Quanto à primeira questão, o Tribunal distingue, na linha da jurisprudência anterior, dados de base de dados de tráfego aplicando, compreensivelmente, um regime mais exigente aos segundos.

6.º

Com efeito, refere o Tribunal no citado acórdão que “no fundo, se a medida de conservação de dados de tráfego e de localização em si mesma pode ser tida como adequada e necessária para os fins de interesse público que visa salvaguardar, a definição do leque de sujeitos visados só não transgride os limites da proporcionalidade na medida em que se dirija, de forma direta, às situações em que a agressão aos direitos fundamentais em causa possa ter-se por orientada à perseguição dos objetivos da ação penal. Neste quadro, por se ultrapassarem na medida fiscalizada os limites da proporcionalidade no que concerne ao respetivo âmbito subjetivo, viola-se o n.º 2 do artigo 18.º da Constituição na restrição aos direitos fundamentais à reserva da intimidade da vida privada e à autodeterminação informativa (artigos 26.º, n.º 1, e 35.º, n.º 1, da Constituição), perdendo relevância a questão de saber se os demais elementos de que dependeria a proporcionalidade da medida (o ajustamento do prazo de conservação ao estritamente necessário para os fins a alcançar; e a imposição de condições de segurança do respetivo armazenamento) são preenchidos pela regulamentação fiscalizada.

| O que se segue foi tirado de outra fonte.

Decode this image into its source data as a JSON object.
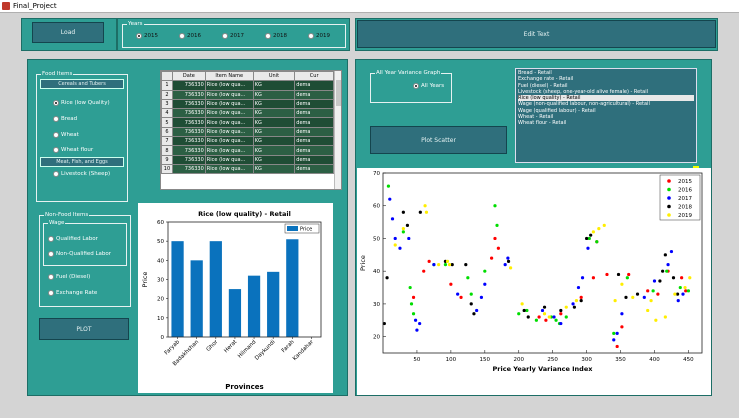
{
  "window": {
    "title": "Final_Project"
  },
  "top": {
    "load_label": "Load",
    "years_group_label": "Years",
    "years": [
      "2015",
      "2016",
      "2017",
      "2018",
      "2019"
    ],
    "years_selected": 0,
    "edit_text_label": "Edit Text"
  },
  "food_items": {
    "group_label": "Food Items",
    "cereals_label": "Cereals and Tubers",
    "options": [
      "Rice (low Quality)",
      "Bread",
      "Wheat",
      "Wheat flour"
    ],
    "selected": 0,
    "meat_label": "Meat, Fish, and Eggs",
    "livestock_label": "Livestock (Sheep)"
  },
  "non_food": {
    "group_label": "Non-Food Items",
    "wage_label": "Wage",
    "wage_options": [
      "Qualified Labor",
      "Non-Qualified Labor"
    ],
    "options": [
      "Fuel (Diesel)",
      "Exchange Rate"
    ]
  },
  "plot_button_label": "PLOT",
  "table": {
    "columns": [
      "Date",
      "Item Name",
      "Unit",
      "Cur"
    ],
    "rows": [
      [
        "1",
        "736330",
        "Rice (low qua...",
        "KG",
        "dema"
      ],
      [
        "2",
        "736330",
        "Rice (low qua...",
        "KG",
        "dema"
      ],
      [
        "3",
        "736330",
        "Rice (low qua...",
        "KG",
        "dema"
      ],
      [
        "4",
        "736330",
        "Rice (low qua...",
        "KG",
        "dema"
      ],
      [
        "5",
        "736330",
        "Rice (low qua...",
        "KG",
        "dema"
      ],
      [
        "6",
        "736330",
        "Rice (low qua...",
        "KG",
        "dema"
      ],
      [
        "7",
        "736330",
        "Rice (low qua...",
        "KG",
        "dema"
      ],
      [
        "8",
        "736330",
        "Rice (low qua...",
        "KG",
        "dema"
      ],
      [
        "9",
        "736330",
        "Rice (low qua...",
        "KG",
        "dema"
      ],
      [
        "10",
        "736330",
        "Rice (low qua...",
        "KG",
        "dema"
      ]
    ]
  },
  "variance": {
    "group_label": "All Year Variance Graph",
    "option_label": "All Years",
    "plot_scatter_label": "Plot Scatter",
    "list_items": [
      "Bread - Retail",
      "Exchange rate - Retail",
      "Fuel (diesel) - Retail",
      "Livestock (sheep, one-year-old alive female) - Retail",
      "Rice (low quality) - Retail",
      "Wage (non-qualified labour, non-agricultural) - Retail",
      "Wage (qualified labour) - Retail",
      "Wheat - Retail",
      "Wheat flour - Retail"
    ],
    "list_selected": 4
  },
  "colors": {
    "teal": "#2e9e94",
    "button": "#2f6f7c",
    "bar": "#0a72bd",
    "y2015": "#ff0000",
    "y2016": "#00dd00",
    "y2017": "#0000ff",
    "y2018": "#000000",
    "y2019": "#ffee00"
  },
  "chart_data": [
    {
      "type": "bar",
      "title": "Rice (low quality) - Retail",
      "xlabel": "Provinces",
      "ylabel": "Price",
      "ylim": [
        0,
        60
      ],
      "yticks": [
        0,
        10,
        20,
        30,
        40,
        50,
        60
      ],
      "legend": "Price",
      "legend_position": "top-right",
      "categories": [
        "Faryab",
        "Badakhshan",
        "Ghor",
        "Herat",
        "Hilmand",
        "Daykundi",
        "Farah",
        "Kandahar"
      ],
      "series": [
        {
          "name": "Price",
          "values": [
            50,
            40,
            50,
            25,
            32,
            34,
            51,
            0
          ]
        }
      ]
    },
    {
      "type": "scatter",
      "xlabel": "Price Yearly Variance Index",
      "ylabel": "Price",
      "xlim": [
        0,
        470
      ],
      "ylim": [
        15,
        70
      ],
      "xticks": [
        50,
        100,
        150,
        200,
        250,
        300,
        350,
        400,
        450
      ],
      "yticks": [
        20,
        30,
        40,
        50,
        60,
        70
      ],
      "legend_position": "top-right",
      "series": [
        {
          "name": "2015",
          "points": [
            [
              45,
              32
            ],
            [
              60,
              40
            ],
            [
              68,
              43
            ],
            [
              100,
              36
            ],
            [
              115,
              32
            ],
            [
              160,
              44
            ],
            [
              165,
              50
            ],
            [
              170,
              47
            ],
            [
              230,
              26
            ],
            [
              240,
              25
            ],
            [
              262,
              27
            ],
            [
              292,
              32
            ],
            [
              310,
              38
            ],
            [
              315,
              49
            ],
            [
              330,
              39
            ],
            [
              345,
              17
            ],
            [
              352,
              23
            ],
            [
              362,
              39
            ],
            [
              390,
              34
            ],
            [
              405,
              33
            ],
            [
              420,
              40
            ],
            [
              440,
              38
            ],
            [
              446,
              34
            ]
          ]
        },
        {
          "name": "2016",
          "points": [
            [
              8,
              66
            ],
            [
              30,
              52
            ],
            [
              40,
              35
            ],
            [
              42,
              30
            ],
            [
              45,
              27
            ],
            [
              75,
              42
            ],
            [
              92,
              42
            ],
            [
              125,
              38
            ],
            [
              130,
              33
            ],
            [
              150,
              40
            ],
            [
              165,
              60
            ],
            [
              168,
              54
            ],
            [
              200,
              27
            ],
            [
              212,
              28
            ],
            [
              226,
              25
            ],
            [
              248,
              26
            ],
            [
              255,
              25
            ],
            [
              260,
              24
            ],
            [
              270,
              26
            ],
            [
              304,
              50
            ],
            [
              315,
              49
            ],
            [
              340,
              21
            ],
            [
              360,
              38
            ],
            [
              398,
              34
            ],
            [
              418,
              40
            ],
            [
              438,
              35
            ],
            [
              450,
              34
            ]
          ]
        },
        {
          "name": "2017",
          "points": [
            [
              10,
              62
            ],
            [
              14,
              56
            ],
            [
              18,
              50
            ],
            [
              25,
              47
            ],
            [
              38,
              50
            ],
            [
              48,
              25
            ],
            [
              50,
              22
            ],
            [
              54,
              24
            ],
            [
              75,
              42
            ],
            [
              110,
              33
            ],
            [
              138,
              28
            ],
            [
              145,
              32
            ],
            [
              150,
              36
            ],
            [
              180,
              42
            ],
            [
              184,
              44
            ],
            [
              235,
              28
            ],
            [
              252,
              26
            ],
            [
              262,
              24
            ],
            [
              280,
              30
            ],
            [
              288,
              35
            ],
            [
              294,
              38
            ],
            [
              302,
              47
            ],
            [
              340,
              19
            ],
            [
              345,
              21
            ],
            [
              352,
              27
            ],
            [
              385,
              32
            ],
            [
              400,
              37
            ],
            [
              420,
              42
            ],
            [
              425,
              46
            ],
            [
              435,
              31
            ],
            [
              442,
              33
            ]
          ]
        },
        {
          "name": "2018",
          "points": [
            [
              2,
              24
            ],
            [
              6,
              38
            ],
            [
              30,
              58
            ],
            [
              36,
              54
            ],
            [
              55,
              58
            ],
            [
              92,
              43
            ],
            [
              102,
              42
            ],
            [
              122,
              42
            ],
            [
              130,
              30
            ],
            [
              134,
              27
            ],
            [
              185,
              43
            ],
            [
              208,
              28
            ],
            [
              214,
              26
            ],
            [
              238,
              29
            ],
            [
              262,
              28
            ],
            [
              282,
              29
            ],
            [
              292,
              31
            ],
            [
              300,
              50
            ],
            [
              306,
              51
            ],
            [
              347,
              39
            ],
            [
              358,
              32
            ],
            [
              375,
              33
            ],
            [
              408,
              37
            ],
            [
              412,
              40
            ],
            [
              416,
              45
            ],
            [
              428,
              38
            ],
            [
              434,
              33
            ]
          ]
        },
        {
          "name": "2019",
          "points": [
            [
              18,
              48
            ],
            [
              30,
              53
            ],
            [
              62,
              60
            ],
            [
              64,
              58
            ],
            [
              82,
              42
            ],
            [
              95,
              43
            ],
            [
              98,
              42
            ],
            [
              188,
              41
            ],
            [
              205,
              30
            ],
            [
              238,
              27
            ],
            [
              245,
              26
            ],
            [
              270,
              29
            ],
            [
              285,
              31
            ],
            [
              310,
              52
            ],
            [
              318,
              53
            ],
            [
              326,
              54
            ],
            [
              342,
              31
            ],
            [
              352,
              36
            ],
            [
              368,
              32
            ],
            [
              390,
              28
            ],
            [
              395,
              31
            ],
            [
              402,
              25
            ],
            [
              416,
              26
            ],
            [
              430,
              33
            ],
            [
              445,
              35
            ],
            [
              452,
              38
            ]
          ]
        }
      ]
    }
  ]
}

Razão pela qual deve ter-se por inconstitucional, por violação dos n.ºs 1 e 4 do artigo 35.º e do n.º 1 do artigo 26.º, em conjugação com o artigo n.º 18.º, n.º 2, da Constituição, a medida de conservação por um ano dos dados de tráfego e dos dados de localização, decorrente da conjugação do disposto do artigo 4.º com o artigo 6.º da Lei n.º 32/2008, de 17 de julho”.

7.º

Resulta da leitura das normas sindicadas que, não obstante ter sido reduzido o prazo para a conservação dos dados de tráfego, pode interpretar-se que se pode continuar a permitir a sua recolha indiscriminada, o que pode não se conformar com o decidido pelo Tribunal no acórdão citado. O Tribunal afirmou então que a recolha indiscriminada destes dados violaria, só por si, o princípio da proporcionalidade, perdendo relevância a apreciação dos demais elementos, entre os quais o prazo.

8.º

De igual modo, importa verificar se a notificação ao visado, nos termos em que é prevista na nova redação do artigo 9º, satisfaz as exigências constantes do referido acórdão do Tribunal Constitucional, designadamente no que respeita ao princípio da proporcionalidade.

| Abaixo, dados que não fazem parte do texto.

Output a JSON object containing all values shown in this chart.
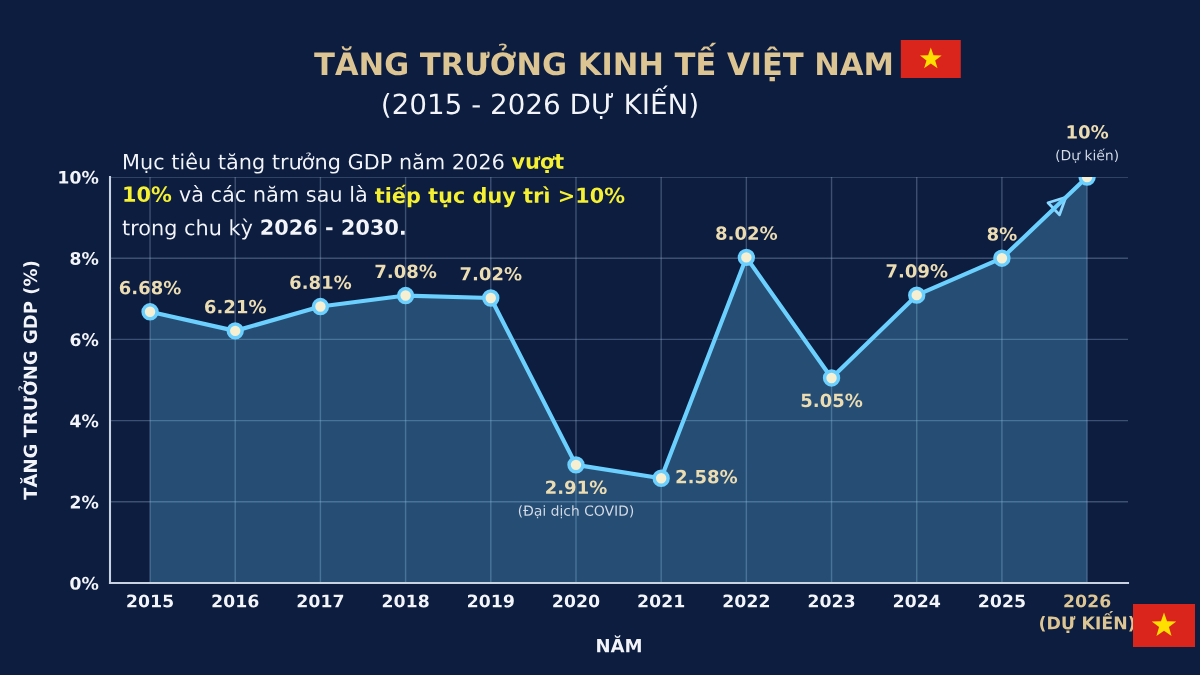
{
  "chart_data": {
    "type": "area",
    "title": "TĂNG TRƯỞNG KINH TẾ VIỆT NAM",
    "subtitle": "(2015 - 2026 DỰ KIẾN)",
    "xlabel": "NĂM",
    "ylabel": "TĂNG TRƯỞNG GDP (%)",
    "categories": [
      "2015",
      "2016",
      "2017",
      "2018",
      "2019",
      "2020",
      "2021",
      "2022",
      "2023",
      "2024",
      "2025",
      "2026\n(DỰ KIẾN)"
    ],
    "series": [
      {
        "color": "#6cd0ff",
        "values": [
          6.68,
          6.21,
          6.81,
          7.08,
          7.02,
          2.91,
          2.58,
          8.02,
          5.05,
          7.09,
          8,
          10
        ],
        "value_labels": [
          "6.68%",
          "6.21%",
          "6.81%",
          "7.08%",
          "7.02%",
          "2.91%",
          "2.58%",
          "8.02%",
          "5.05%",
          "7.09%",
          "8%",
          "10%"
        ]
      }
    ],
    "ylim": [
      0,
      10
    ],
    "yticks": [
      {
        "value": 0,
        "label": "0%"
      },
      {
        "value": 2,
        "label": "2%"
      },
      {
        "value": 4,
        "label": "4%"
      },
      {
        "value": 6,
        "label": "6%"
      },
      {
        "value": 8,
        "label": "8%"
      },
      {
        "value": 10,
        "label": "10%"
      }
    ],
    "grid": true,
    "marker": "circle",
    "line_style": "solid",
    "annotations": [
      "Mục tiêu tăng trưởng GDP năm 2026",
      "vượt",
      "10%",
      "và các năm sau là",
      "tiếp tục duy trì >10%",
      "trong chu kỳ",
      "2026 - 2030.",
      {
        "text": "(Đại dịch COVID)",
        "x": "2020",
        "y": 2.91
      },
      {
        "text": "(Dự kiến)",
        "x": "2026\n(DỰ KIẾN)",
        "y": 10
      }
    ]
  }
}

Ante o exposto, e dada a importância de garantir a certeza jurídica em tão delicada e controversa matéria, requer-se, nos termos do n.º 1 do art.º 278.º da Constituição, bem como do n.º 1 do art.º 51º e n.º 1 do art.º 57º da Lei n.º 28/82, de 15 de novembro, a fiscalização preventiva da constitucionalidade das normas constantes do artigo 2.º, na parte em que altera o artigo 4.º da lei n.º 32/2008, de 17 de julho; do artigo 2.º, na parte em que altera o artigo 4.º quando conjugado com o artigo 6.º da lei n.º 32/2008, de 17 de julho; e do artigo 2.º, na parte em que altera o artigo 9.º da lei n.º 32/2008, de 17 de julho, do Decreto n.º 91/XV da Assembleia da República, por violação do disposto nos números 1 e 4 do artigo 35.º e do n.º 1 do artigo 26.º, em conjugação com o n.º 2 do artigo n.º 18.º, e disposto no n.º 1 do artigo 35.º e do n.º 1 do artigo 20.º, em conjugação com o n.º 2 do artigo 18.º, todos da Constituição da República Portuguesa.

Apresento a Vossa Excelência os meus mais respeitosos cumprimentos.